A group of researchers have created a robotic garden they say is an aesthetically appealing way to get young students involved in programming. The researchers from MIT’s Computer Science and Artificial Intelligence Lab (CSAIL) and the Department of Mechanical Engineering uses robotic sheep, origami flowers and robotic ducks to introduce students to topics such as graph theory and networking.

“Students can see their commands running in a physical environment, which tangibly links their coding efforts to the real world,” said Lindsay Sanneman, software engineer at MIT’s CSAIL. “It’s meant to be a launch pad for schools to demonstrate basic concepts about algorithms and programming.”

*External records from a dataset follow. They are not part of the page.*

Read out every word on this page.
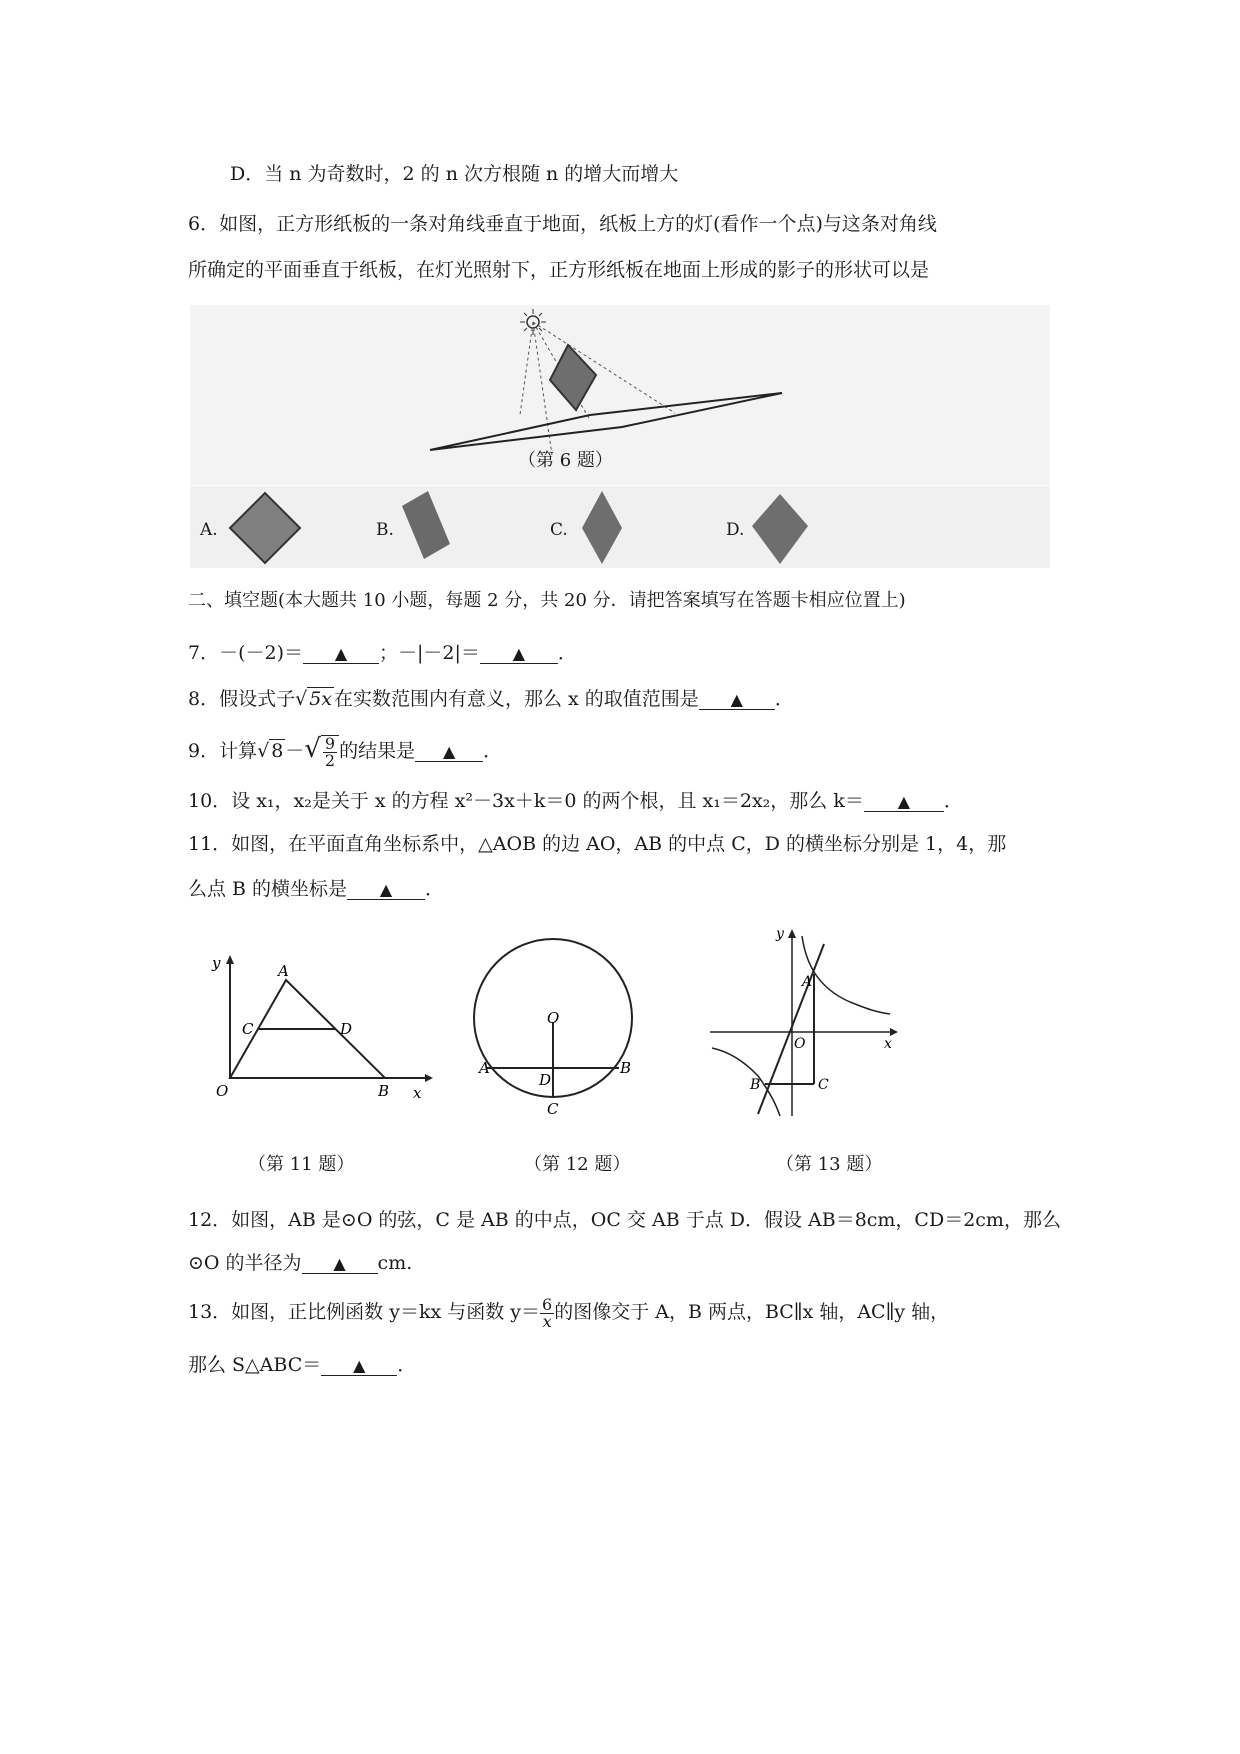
D．当 n 为奇数时，2 的 n 次方根随 n 的增大而增大
6．如图，正方形纸板的一条对角线垂直于地面，纸板上方的灯(看作一个点)与这条对角线
所确定的平面垂直于纸板，在灯光照射下，正方形纸板在地面上形成的影子的形状可以是
（第 6 题）
A.	B.	C.	D.
二、填空题(本大题共 10 小题，每题 2 分，共 20 分．请把答案填写在答题卡相应位置上)
7．－(－2)＝ ▲ ；－|－2|＝ ▲ ．
8．假设式子√ 5x 在实数范围内有意义，那么 x 的取值范围是 ▲ ．
9．计算√ 8 －√ $\frac{9}{2}$ 的结果是 ▲ ．
10．设 x₁，x₂是关于 x 的方程 x²－3x＋k＝0 的两个根，且 x₁＝2x₂，那么 k＝ ▲ ．
11．如图，在平面直角坐标系中，△AOB 的边 AO，AB 的中点 C，D 的横坐标分别是 1，4，那
么点 B 的横坐标是 ▲ ．
y	A
C	D
O	B x
（第 11 题）
O
A
D
B
C
（第 12 题）
y
A
O	x
B	C
（第 13 题）
12．如图，AB 是⊙O 的弦，C 是 AB 的中点，OC 交 AB 于点 D．假设 AB＝8cm，CD＝2cm，那么
⊙O 的半径为 ▲ cm.
13．如图，正比例函数 y＝kx 与函数 $y= \frac{6}{x}$ 的图像交于 A，B 两点，BC∥x 轴，AC∥y 轴，
那么 S△ABC＝ ▲ ．
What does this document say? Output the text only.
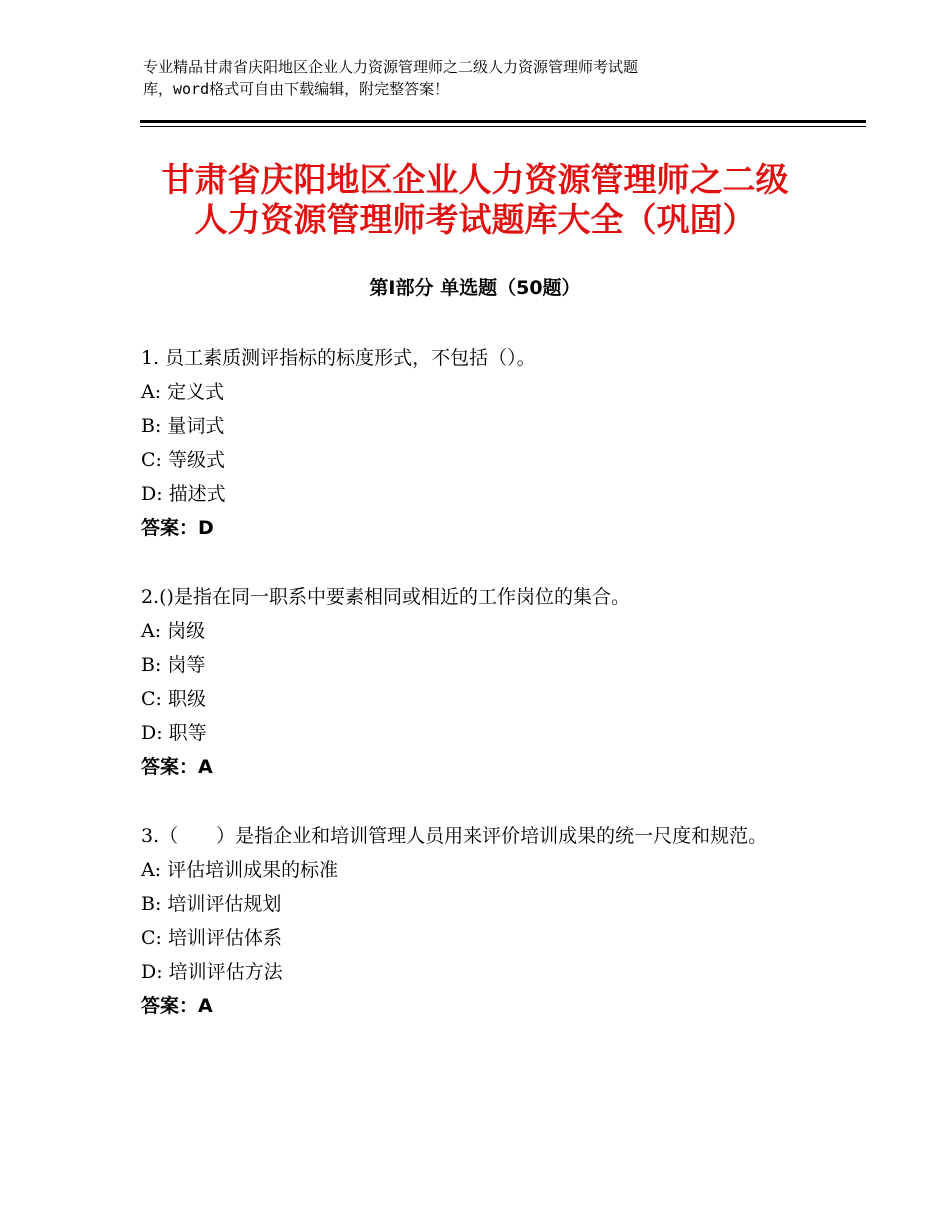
专业精品甘肃省庆阳地区企业人力资源管理师之二级人力资源管理师考试题
库，word格式可自由下载编辑，附完整答案！
甘肃省庆阳地区企业人力资源管理师之二级
人力资源管理师考试题库大全（巩固）
第Ⅰ部分 单选题（50题）

1. 员工素质测评指标的标度形式，不包括（）。

A: 定义式

B: 量词式

C: 等级式

D: 描述式

答案：D

2.()是指在同一职系中要素相同或相近的工作岗位的集合。

A: 岗级

B: 岗等

C: 职级

D: 职等

答案：A

3.（　　）是指企业和培训管理人员用来评价培训成果的统一尺度和规范。

A: 评估培训成果的标准

B: 培训评估规划

C: 培训评估体系

D: 培训评估方法

答案：A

The robotic garden is a tablet-operated system that can be controlled either by a click feature or a code feature where users can use programming techniques to execute their own commands and sequences in real-time. The system includes dozens of fast-changing LED lights and more than 100 origami robots able to crawl, swim and blossom like flowers.


The garden features eight varieties of origami flowers such as lilies, tulips and birds of paradise. The sheep robots were built using traditional print-and-fold origami techniques, while the magnet-powered ducks were heated in an oven to automatically fold into shape.


“Computer science has so many real-world applications that a lot of kids don’t see because they aren’t exposed to them from an earlier age,” Sanneman said. “That’s why we think there’s a lot of potential for tools like this.”